А сильней всего хочется ей вернуться домой, к Саминым письмам, потому что она теперь явственно вспомнила: там были намеки на то, что случилось, там были — не угрозы, не жалобы, но какие-то страшные, иронические о себе слова, от которых для него, оказывается, шел прямой, проторенный путь к смерти, а для нее они не имели никаких последствий, она скользила по ним, она забывала их. Он начал писать ей год тому назад, после того, как она оказалась за границей и они нашли друг друга. В эти годы, с тех пор, как они расстались, была заключена часть жизни — их обоих разная юность. Она была в Париже, он был в Америке. Дирижер филадельфийского симфонического оркестра покровительствовал ему. Однажды Сам прислал ей длинную газетную вырезку — отчет о первом своем концерте, потом несколько раз присылал фотографии: вот он во фраке, скрипка у плеча, смычок на отлете; вот он в купальном костюме, держит над головой огромный мяч (видно, какой он стал крепконогий); вот он над каким-то обрывом с товарищем (тоже русским, теперь музыкальным критиком) и двумя девушками. Одна из них положила ему руку на плечо. «Знаешь, я немного влюблен, — писал он, — в одну писклявую дурочку. Она носит такие бантики, что выдержать невозможно». Потом его ждали, он должен был осенью приехать в Европу, отец перед смертью хотел проститься с ним; но он не приехал и старого Адлера похоронили без него. Да, они ни разу не виделись за эти пять лет, но он не забыл ее: вчера он написал ей свое последнее письмо, которое она глотнула, едва войдя в комнату, и сейчас ей кажется, что это он еще не успел ей сказать, что она все это еще успела услышать, а не прочесть… Это утро. Приглушенный шум, как море, поднимается к окнам. Стеклянная люстра отвечает слабым звоном автомобильным гудкам, грохоту автобусов. Вера подходит к постели, и так как сесть некуда, — Сам лежит у края, — она садится рядом на стул, берет его руку и смотрит на него. Это лежит ее мертвое детство, ее мертвое прошлое, так внезапно и грустно возвращенное ей. От ее жизни отщепили кусок и кусок этот будут хоронить с еврейскими песнопениями, придавят его каменным пятикнижием, и раввин, тот же, который хоронил Саминого отца, скажет коротенькую речь о Саме, которого он не знал, но которого поместит в лоне Авраамовом, вместе с Исааком и Иаковом.
II
Дом когда-то был особняком. На фасаде, выходившем в старую, тихую улицу, была прибита доска: здесь жил и умер французский вельможа начала XVIII столетия. Теперь здесь были квартиры — огромные, холодные комнаты, с высокими потолками, с полукруглыми окнами, обшитые темным деревом, затянутым грубым шелком. Здесь нельзя было переставить зеркал — они были вделаны в простенки, нельзя было сдвинуть шкапа, дивана — все это давно вросло в пол, и когда хотелось перевесить картину или просто снять ее, отправить в чулан (портреты неизвестных, бонапартовых времен баталии), то оказывалось, что и это сделать невозможно, настолько выгорел стенной шелк. А под толстыми коврами скрывался черный, скрипучий паркет в щелях, и в солнечный день, в столб пыли у портьеры, было видно, как тяжело летит с кисти на кисть сытая моль.

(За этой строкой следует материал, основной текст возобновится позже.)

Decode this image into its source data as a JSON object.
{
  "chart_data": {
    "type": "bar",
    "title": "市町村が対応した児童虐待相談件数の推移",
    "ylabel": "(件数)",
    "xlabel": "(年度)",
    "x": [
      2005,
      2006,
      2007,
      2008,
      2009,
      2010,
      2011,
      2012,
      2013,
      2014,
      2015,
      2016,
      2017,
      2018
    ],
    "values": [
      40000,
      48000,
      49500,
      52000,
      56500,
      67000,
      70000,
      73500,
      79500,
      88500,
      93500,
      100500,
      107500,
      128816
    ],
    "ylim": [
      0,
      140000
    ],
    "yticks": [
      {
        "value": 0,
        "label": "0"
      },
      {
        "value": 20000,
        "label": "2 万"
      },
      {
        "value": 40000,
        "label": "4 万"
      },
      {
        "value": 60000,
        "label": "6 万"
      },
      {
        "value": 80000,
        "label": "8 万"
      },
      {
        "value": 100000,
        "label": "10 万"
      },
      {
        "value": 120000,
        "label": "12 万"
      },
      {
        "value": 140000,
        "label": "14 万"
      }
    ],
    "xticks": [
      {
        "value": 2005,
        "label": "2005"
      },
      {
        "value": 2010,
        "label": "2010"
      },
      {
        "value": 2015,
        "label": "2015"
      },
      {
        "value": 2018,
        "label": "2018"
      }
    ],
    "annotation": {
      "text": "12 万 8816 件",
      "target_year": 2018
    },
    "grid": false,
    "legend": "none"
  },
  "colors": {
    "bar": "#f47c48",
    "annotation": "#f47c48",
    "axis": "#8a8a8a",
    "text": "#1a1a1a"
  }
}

Вера вошла и прислушалась.
Тихо было в доме и тихо за большими окнами, где продолжалось время. Запах старой пыли, двухсотлетней сырости, начинался уже на лестнице — широкой, витой, каменной, с огромной паутиной, висящей, как гамак, в пролете. Здесь в квартире много и подолгу отворяли окна (был больной) и все-таки пахло прошлым веком — от этого века Веру мутило. Впрочем, это был не прошлый век («пара и электричества»), а век позапрошлый, который дремал здесь в неуничижимом своем величии и обременительной прочности. На громоздкую вешалку Вера накинула шляпу и пальто. В квартире не было ни ребенка, ни животного, которые могли бы учуять ее приход. Она осторожно прошла к себе в комнату. С кухни донеслось пение прислуги.